L’histoire ne se répète pas, mais les mécanismes socio-psychologiques restent les mêmes qui dans un contexte de crise poussent des individus et une société à basculer dans l’irrationnel et l’arbitraire, à devenir les complices de régimes criminels.
C’est cette mémoire-là, celle de notre propre faillibilité en tant qu’individu, qu’il faut transmettre aux citoyens européens, et surtout aux jeunes générations, pour forger leur sens des responsabilités individuelles, indispensables dans une démocratie. Pour les armer aussi de discernement face à des techniques de manipulation qui aujourd’hui ressemblent à s’y méprendre à celles déployés il y a un siècle : entretenir le flou entre le vrai et le faux, semer la peur et la méfiance entre la populations et les dirigeants, réécrire l’histoire, flatter l’égo des peuples. Ces techniques sont particulièrement efficaces dans une période d’incertitudes majeures comme la notre, où nos repères identitaires, notre ancrage moral et notre mémoire sont fragiles. Dans ce vacuum, il est alors facile d’imposer une nouvelle identité, de désigner des coupables et d’inverser notre système de valeurs.
La mémoire des erreurs passées permet de responsabiliser le citoyen et de le rendre vigilant.
Néanmoins, nous Européens ne pouvons pas vivre que de mémoire négative.
Nous avons aussi besoin d’être fiers du passé. Ce terrain-là, il ne faut l’abandonner aux populistes. Mais rendre aux Européens, aux jeunes, la fierté d’appartenir à un continent dont les peuples ont su par deux fois vaincre les totalitarismes, en 1945 et en 1989, et à la sueur de leur front ont construit la démocratie et rendus aux citoyens leur dignité.

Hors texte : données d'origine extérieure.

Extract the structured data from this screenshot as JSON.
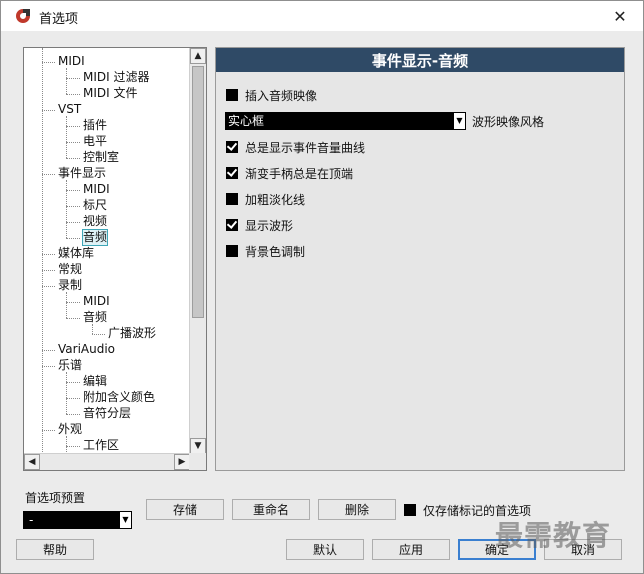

Commémorer les victimes du fascisme et du communisme comme l’Union européenne le fait le 27 janvier est important. Mais cela ne suffit pas. J’invite le parlement européen à puiser dans la mémoire pour non pas victimiser les citoyens mais leur transmettre le sens de leur pouvoir et de leur devoir dans une démocratie. J’invite le parlement à célébrer un continent qui a réussi de manière miraculeuse à renaître des ses cendres. J’invite le parlement à redonner envie d’Europe. »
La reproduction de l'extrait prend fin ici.